Chimiothérapie et la barrière hémato-encéphalique

Dans le but d’améliorer ce qui était considéré comme un mauvais pronostic dans le traitement des gliomes malins, la recherche a longtemps examiné les bénéfices de la chimiothérapie adjuvante, mais avec des succès limités. Qui plus est, la plupart des études de phase 2 ont montré une réponse faible et de courte durée. Plusieurs études ont plaidé contre l’utilisation de la chimiothérapie adjuvante chez ces patients, argumentant que la faible augmentation de la survie était limitée par la diminution de la qualité de vie des patients attribuables aux effets secondaires.

En 1988, Cairncross et Macdonald ont reporté une série de 8 patients consécutifs avec oligodendrogliomes malins récurrents ayant reçu de la chimiothérapie systémique. Exceptionnellement, tous ces patients ont répondu à la chimiothérapie. Depuis cette découverte, il est maintenant admis que les oligodendrogliomes agressifs, les oligodendrogliomes anaplasiques et les tumeurs mixtes sont chimiosensibles.
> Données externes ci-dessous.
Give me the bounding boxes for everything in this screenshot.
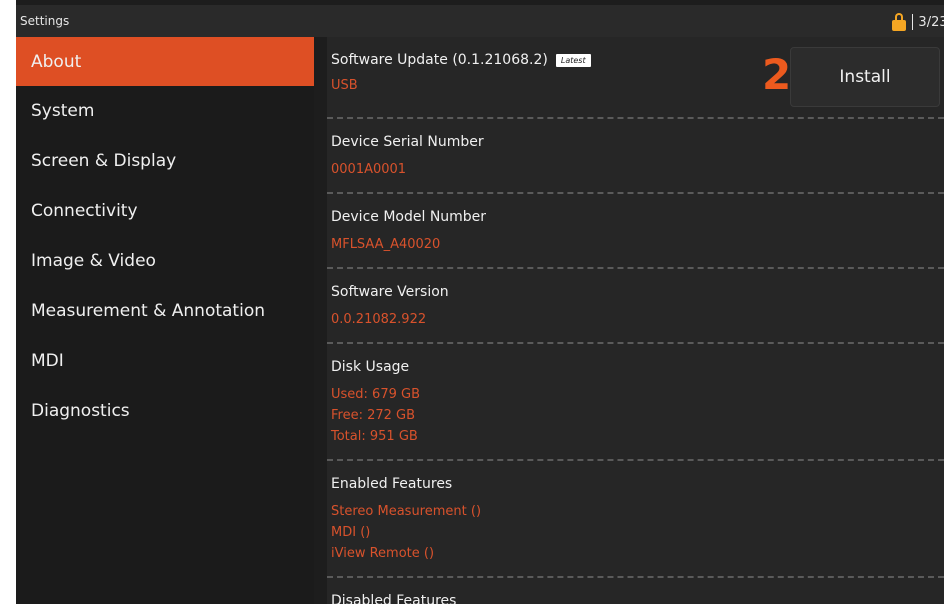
disk-usage-section: Disk Usage Used: 679 GB Free: 272 GB Tot… [327,344,944,461]
software-update-section: Software Update (0.1.21068.2) Latest USB… [327,37,944,119]
serial-value: 0001A0001 [331,162,407,177]
sidebar-item-image-video[interactable]: Image & Video [16,236,314,286]
sidebar-item-about[interactable]: About [16,37,314,86]
sidebar-item-label: Measurement & Annotation [31,301,265,321]
sidebar-item-system[interactable]: System [16,86,314,136]
model-section: Device Model Number MFLSAA_A40020 [327,194,944,269]
disk-usage-values: Used: 679 GB Free: 272 GB Total: 951 GB [331,384,944,459]
datetime: 3/23/ [918,14,944,30]
disk-total: Total: 951 GB [331,429,418,444]
sidebar-item-label: Connectivity [31,201,138,221]
disk-usage-label: Disk Usage [331,359,410,375]
sidebar-item-screen-display[interactable]: Screen & Display [16,136,314,186]
sidebar-item-label: MDI [31,351,64,371]
window-title: Settings [20,14,70,28]
latest-badge: Latest [555,53,591,67]
status-divider [912,14,914,30]
disk-used: Used: 679 GB [331,387,420,402]
feature-item: Stereo Measurement () [331,504,482,519]
sidebar-item-measurement-annotation[interactable]: Measurement & Annotation [16,286,314,336]
feature-item: iView Remote () [331,546,435,561]
step-number: 2 [762,50,792,99]
serial-section: Device Serial Number 0001A0001 [327,119,944,194]
feature-item: MDI () [331,525,371,540]
version-value: 0.0.21082.922 [331,312,427,327]
device-screen: Settings 3/23/ About System Screen & Dis… [16,0,944,604]
model-label: Device Model Number [331,209,487,225]
sidebar-item-label: Screen & Display [31,151,177,171]
enabled-features-section: Enabled Features Stereo Measurement () M… [327,461,944,578]
settings-sidebar: About System Screen & Display Connectivi… [16,37,314,604]
sidebar-item-label: About [31,51,82,72]
lock-icon [892,13,907,31]
version-values: 0.0.21082.922 [331,309,944,342]
install-button[interactable]: Install [790,47,940,107]
enabled-features-label: Enabled Features [331,476,453,492]
top-bar: Settings 3/23/ [16,5,944,37]
status-area: 3/23/ [892,13,944,31]
sidebar-item-mdi[interactable]: MDI [16,336,314,386]
disabled-features-section: Disabled Features [327,578,944,604]
serial-label: Device Serial Number [331,134,484,150]
version-label: Software Version [331,284,449,300]
model-value: MFLSAA_A40020 [331,237,441,252]
sidebar-item-label: System [31,101,95,121]
software-update-label: Software Update (0.1.21068.2) [331,52,548,68]
disk-free: Free: 272 GB [331,408,416,423]
disabled-features-label: Disabled Features [331,593,457,604]
model-values: MFLSAA_A40020 [331,234,944,267]
sidebar-item-label: Image & Video [31,251,156,271]
serial-values: 0001A0001 [331,159,944,192]
about-panel: Software Update (0.1.21068.2) Latest USB… [327,37,944,604]
enabled-features-values: Stereo Measurement () MDI () iView Remot… [331,501,944,576]
sidebar-item-diagnostics[interactable]: Diagnostics [16,386,314,436]
version-section: Software Version 0.0.21082.922 [327,269,944,344]
sidebar-item-label: Diagnostics [31,401,130,421]
sidebar-item-connectivity[interactable]: Connectivity [16,186,314,236]
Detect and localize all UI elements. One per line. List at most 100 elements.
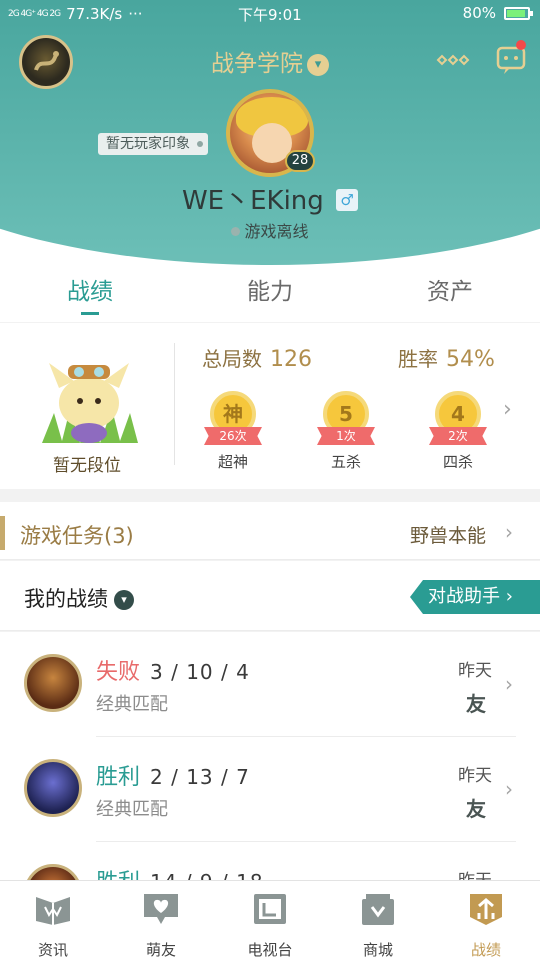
stats-card[interactable]: 暂无段位 总局数 126 胜率 54% 神 26次 超神 5 1次 五杀 4 2次 … [0,323,540,489]
champion-avatar [24,654,82,712]
match-time: 昨天 [458,766,492,786]
impression-tag[interactable]: 暂无玩家印象 [98,133,208,155]
bottom-navigation: 资讯 萌友 电视台 商城 战绩 [0,880,540,960]
tab-assets[interactable]: 资产 [390,272,510,306]
battery-percent: 80% [462,4,496,22]
match-row[interactable]: 胜利 2 / 13 / 7 经典匹配 昨天 友 › [0,737,540,842]
battle-assistant-button[interactable]: 对战助手 › [410,580,540,614]
total-games: 总局数 126 [202,343,312,372]
rank-label: 暂无段位 [53,456,121,476]
nav-label: 萌友 [145,941,176,959]
book-icon [36,897,70,925]
medal-legendary: 神 26次 超神 [194,381,274,471]
tab-ability[interactable]: 能力 [210,272,330,306]
chevron-down-icon: ▾ [307,54,329,76]
champion-avatar [24,864,82,880]
more-button[interactable] [433,50,473,70]
champion-avatar [24,759,82,817]
win-rate: 胜率 54% [398,343,495,372]
friend-tag: 友 [466,692,486,716]
player-name-row: WE丶EKing ♂ [0,180,540,217]
winrate-value: 54% [446,347,495,372]
assist-label: 对战助手 [428,586,500,607]
tasks-current: 野兽本能 [410,525,487,547]
nav-label: 战绩 [470,941,501,959]
section-accent-bar [0,516,5,550]
chevron-right-icon: › [505,586,513,607]
profile-tabs: 战绩 能力 资产 [0,272,540,322]
status-dot [231,227,241,236]
match-mode: 经典匹配 [96,694,168,715]
record-icon [470,894,502,925]
status-more: ··· [128,5,143,23]
chevron-right-icon: › [505,672,513,696]
level-badge: 28 [285,150,315,172]
tasks-title: 游戏任务(3) [20,524,134,548]
male-icon: ♂ [336,189,359,211]
notification-dot [516,40,526,50]
status-left: 2G 4G⁺ 4G 2G 77.3K/s ··· [8,5,143,23]
chevron-right-icon: › [505,520,513,544]
impression-label: 暂无玩家印象 [106,136,190,152]
impression-dot [197,141,203,147]
total-value: 126 [270,347,312,372]
active-tab-indicator [81,312,99,315]
rank-mascot-icon [42,363,138,443]
network-speed: 77.3K/s [66,5,123,23]
medal-count: 26次 [204,427,262,445]
friend-tag: 友 [466,797,486,821]
nav-news[interactable]: 资讯 [8,891,98,960]
match-kda: 3 / 10 / 4 [150,660,250,684]
chevron-right-icon: › [503,397,512,422]
signal-indicator: 2G 4G⁺ 4G 2G [8,8,61,19]
winrate-label: 胜率 [398,347,438,371]
nav-tv[interactable]: 电视台 [225,891,315,960]
total-label: 总局数 [202,347,262,371]
match-result-line: 胜利 14 / 9 / 18 [96,864,264,880]
nav-shop[interactable]: 商城 [333,891,423,960]
nav-friends[interactable]: 萌友 [116,891,206,960]
match-mode: 经典匹配 [96,799,168,820]
chevron-right-icon: › [505,777,513,801]
match-time: 昨天 [458,661,492,681]
game-tasks-row[interactable]: 游戏任务(3) 野兽本能 › [0,502,540,560]
server-name: 战争学院 [211,51,303,77]
shop-icon [362,894,394,925]
match-result: 失败 [96,660,141,685]
status-text: 游戏离线 [244,222,309,241]
medal-label: 五杀 [330,453,361,471]
status-bar: 2G 4G⁺ 4G 2G 77.3K/s ··· 下午9:01 80% [0,0,540,28]
match-kda: 2 / 13 / 7 [150,765,250,789]
status-right: 80% [462,4,533,22]
player-name: WE丶EKing [181,186,324,216]
match-result-line: 胜利 2 / 13 / 7 [96,759,250,791]
records-header: 我的战绩 ▾ 对战助手 › [0,561,540,631]
records-filter[interactable]: 我的战绩 ▾ [24,583,134,613]
chevron-down-icon: ▾ [114,590,134,610]
nav-records[interactable]: 战绩 [441,891,531,960]
battery-icon [504,6,533,20]
medal-quadra: 4 2次 四杀 [419,381,499,471]
match-result-line: 失败 3 / 10 / 4 [96,654,250,686]
profile-header: 2G 4G⁺ 4G 2G 77.3K/s ··· 下午9:01 80% 战争学院… [0,0,540,322]
medal-label: 超神 [217,453,248,471]
records-title: 我的战绩 [24,587,108,611]
online-status: 游戏离线 [0,218,540,242]
match-result: 胜利 [96,870,140,880]
more-dots-icon [436,54,470,66]
match-row[interactable]: 失败 3 / 10 / 4 经典匹配 昨天 友 › [0,632,540,737]
nav-label: 资讯 [37,941,68,959]
message-button[interactable] [494,40,530,76]
match-kda: 14 / 9 / 18 [150,870,264,880]
match-time: 昨天 [458,866,492,880]
medal-count: 2次 [429,427,487,445]
stats-divider [174,343,175,465]
clock: 下午9:01 [238,6,302,24]
match-list: 失败 3 / 10 / 4 经典匹配 昨天 友 › 胜利 2 / 13 / 7 经典… [0,632,540,880]
match-result: 胜利 [96,765,141,790]
match-row[interactable]: 胜利 14 / 9 / 18 昨天 [0,842,540,880]
nav-label: 电视台 [247,941,293,959]
tv-icon [254,894,286,924]
tab-records[interactable]: 战绩 [30,272,150,306]
medal-penta: 5 1次 五杀 [307,381,387,471]
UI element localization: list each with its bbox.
Un sous-type de ces tumeurs, portant une anomalie génétique, la délétion 1p, est particulièrement sensible à la chimiothérapie.

Pour ce qui est des tumeurs astrocytaires, certaines études ont démontré que la chimiothérapie adjuvante suivant la chirurgie prolonge la survie dans un groupe de patients sélectionnés, mais de façon modeste. La grande majorité des patients ne sont pas guéris. Dernièrement, une étude phare a démontré que la combinaison d’une petite dose quotidienne de témozolomide (témodal 75 mg/m2) avec la radiothérapie produisait une amélioration significative dans la survie des patients exposés à cette modalité, comparativement aux patients exposés à la radiothérapie seule. Cette amélioration demeure toutefois modeste (15 mois de survie moyenne, comparativement à 12 mois dans l’autre groupe).

Le succès thérapeutique limité dans le traitement des néoplasmes du SNC avec la chimiothérapie est attribué à deux facteurs : la résistance naturelle ou acquise des cellules tumorales à la chimiothérapie et les problèmes d’acheminement reliés à la barrière hémato-encéphalique (BHE).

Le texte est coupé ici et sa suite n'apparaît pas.